Tuesday, 7 April 2020

Astronomy in the North West # 4 April 7th 1898 George Williams and Prince’s Park, Liverpool


 April 7th 1898 George Williams and Prince’s Park, Liverpool

George Williams was born in May 1814 at Baroche in the Bombay Presidency which was an administrative sub division of British India. At the age of 17 he moved to London to studying as an architect under Decimus Burton who was the architect of the entrance gates at Hyde Park Corner. After spending 5 years studying under Burton he then spent time travelling across Europe.

After travelling in Italy and Greece he returned to England and went into partnership with his cousin Arthur Williams an architect in Liverpool. Due to the increasing importance of Liverpool there was a need for many public buildings and residences for the prosperous mercantile men living in the suburbs. Prince’s Park which had just been given to the public then fell into the supervision of Arthur and George Williams.
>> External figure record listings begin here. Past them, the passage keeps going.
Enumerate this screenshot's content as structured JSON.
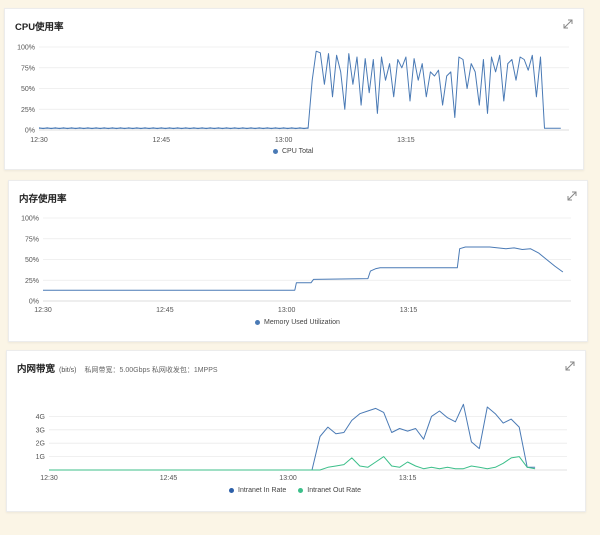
{
  "panels": {
    "cpu": {
      "title": "CPU使用率",
      "legend": [
        "CPU Total"
      ]
    },
    "mem": {
      "title": "内存使用率",
      "legend": [
        "Memory Used Utilization"
      ]
    },
    "net": {
      "title": "内网带宽",
      "unit": "(bit/s)",
      "meta": "私网带宽：5.00Gbps 私网收发包：1MPPS",
      "legend": [
        "Intranet In Rate",
        "Intranet Out Rate"
      ]
    }
  },
  "colors": {
    "in": "#4a7ab5",
    "out": "#3cbf8a",
    "mem": "#4a7ab5",
    "cpu": "#4a7ab5",
    "grid": "#ebebeb"
  },
  "chart_data": [
    {
      "type": "line",
      "title": "CPU使用率",
      "xlabel": "",
      "ylabel": "",
      "x_ticks": [
        "12:30",
        "12:45",
        "13:00",
        "13:15"
      ],
      "y_ticks": [
        "100%",
        "75%",
        "50%",
        "25%",
        "0%"
      ],
      "ylim": [
        0,
        100
      ],
      "xlim_minutes": [
        0,
        65
      ],
      "series": [
        {
          "name": "CPU Total",
          "x_minutes": [
            0,
            33,
            33.5,
            34,
            34.5,
            35,
            35.5,
            36,
            36.5,
            37,
            37.5,
            38,
            38.5,
            39,
            39.5,
            40,
            40.5,
            41,
            41.5,
            42,
            42.5,
            43,
            43.5,
            44,
            44.5,
            45,
            45.5,
            46,
            46.5,
            47,
            47.5,
            48,
            48.5,
            49,
            49.5,
            50,
            50.5,
            51,
            51.5,
            52,
            52.5,
            53,
            53.5,
            54,
            54.5,
            55,
            55.5,
            56,
            56.5,
            57,
            57.5,
            58,
            58.5,
            59,
            59.5,
            60,
            60.5,
            61,
            61.5,
            62,
            64
          ],
          "values": [
            2,
            2,
            60,
            95,
            93,
            55,
            92,
            40,
            90,
            70,
            25,
            92,
            55,
            88,
            30,
            86,
            45,
            85,
            20,
            88,
            60,
            80,
            40,
            85,
            75,
            88,
            35,
            86,
            60,
            80,
            40,
            70,
            65,
            72,
            30,
            65,
            70,
            15,
            88,
            85,
            50,
            80,
            70,
            30,
            85,
            20,
            88,
            70,
            90,
            35,
            80,
            85,
            60,
            88,
            85,
            72,
            90,
            40,
            88,
            2,
            2
          ]
        }
      ]
    },
    {
      "type": "line",
      "title": "内存使用率",
      "xlabel": "",
      "ylabel": "",
      "x_ticks": [
        "12:30",
        "12:45",
        "13:00",
        "13:15"
      ],
      "y_ticks": [
        "100%",
        "75%",
        "50%",
        "25%",
        "0%"
      ],
      "ylim": [
        0,
        100
      ],
      "xlim_minutes": [
        0,
        65
      ],
      "series": [
        {
          "name": "Memory Used Utilization",
          "x_minutes": [
            0,
            31,
            31.2,
            33,
            33.3,
            40,
            40.3,
            41,
            41.5,
            51,
            51.3,
            52,
            55,
            56,
            57,
            58,
            59,
            60,
            61,
            62,
            63,
            64
          ],
          "values": [
            13,
            13,
            22,
            22,
            26,
            27,
            36,
            39,
            40,
            40,
            63,
            65,
            65,
            64,
            63,
            64,
            62,
            63,
            58,
            50,
            42,
            35
          ]
        }
      ]
    },
    {
      "type": "line",
      "title": "内网带宽",
      "xlabel": "",
      "ylabel": "(bit/s)",
      "x_ticks": [
        "12:30",
        "12:45",
        "13:00",
        "13:15"
      ],
      "y_ticks": [
        "4G",
        "3G",
        "2G",
        "1G"
      ],
      "ylim": [
        0,
        5
      ],
      "xlim_minutes": [
        0,
        65
      ],
      "series": [
        {
          "name": "Intranet In Rate",
          "x_minutes": [
            0,
            33,
            34,
            35,
            36,
            37,
            38,
            39,
            40,
            41,
            42,
            43,
            44,
            45,
            46,
            47,
            48,
            49,
            50,
            51,
            52,
            53,
            54,
            55,
            56,
            57,
            58,
            59,
            60,
            61
          ],
          "values": [
            0,
            0,
            2.5,
            3.2,
            2.7,
            2.8,
            3.7,
            4.2,
            4.4,
            4.6,
            4.3,
            2.8,
            3.1,
            2.9,
            3.1,
            2.3,
            4.0,
            4.4,
            3.9,
            3.6,
            4.9,
            2.1,
            1.6,
            4.7,
            4.2,
            3.5,
            3.8,
            3.2,
            0.2,
            0.2
          ],
          "color": "#4a7ab5"
        },
        {
          "name": "Intranet Out Rate",
          "x_minutes": [
            0,
            34,
            35,
            36,
            37,
            38,
            39,
            40,
            41,
            42,
            43,
            44,
            45,
            46,
            47,
            48,
            49,
            50,
            51,
            52,
            53,
            54,
            55,
            56,
            57,
            58,
            59,
            60,
            61
          ],
          "values": [
            0,
            0,
            0.2,
            0.3,
            0.4,
            0.9,
            0.3,
            0.2,
            0.6,
            1.0,
            0.3,
            0.2,
            0.6,
            0.3,
            0.1,
            0.2,
            0.1,
            0.2,
            0.1,
            0.1,
            0.3,
            0.2,
            0.1,
            0.2,
            0.5,
            0.9,
            1.0,
            0.2,
            0.1
          ],
          "color": "#3cbf8a"
        }
      ]
    }
  ]
}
George Williams had a great interest in astronomy and quickly became friends with astronomers such as William Lassell who discovered the largest moon of the Neptune ,Triton plus three other moons. In 1851 Williams travelled with Lassell to Sweden to see the total eclipse of the Sun on July 29th.
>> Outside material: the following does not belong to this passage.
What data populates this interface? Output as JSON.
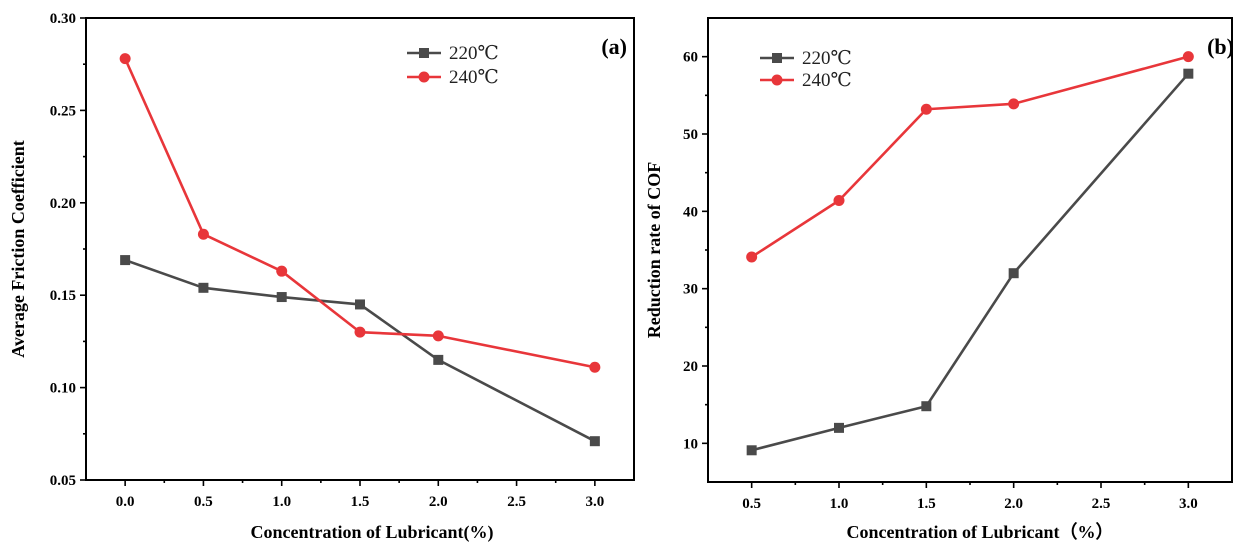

The earliest observation I have found so far found from Prince’s Park was from May 1865 when he was observing the double star omicron Cygnus 2, I am not sure what telescope he was using. In 1868 he was making more double star observations from Prince’s Park using a 4.25 inch Thomas Cooke telescope including the stars gamma Virgo, Xi Ursa Major and kappa Boötes. I do not know if Williams had an observatory in Prince’s Park or if his telescope was portable.

4.25 inch Cooke


When George Williams retired as an architect in 1880 he moved to Dolmelynnyn near Dolgelly in Wales where an observatory was built to house a 5 inch Cooke telescope. It was from here that he observed Sunspots and the Moon. He never liked drawing attention to himself which means that many of his observations were never communicated to the public, because of this the scientific world lost the benefit of his knowledge.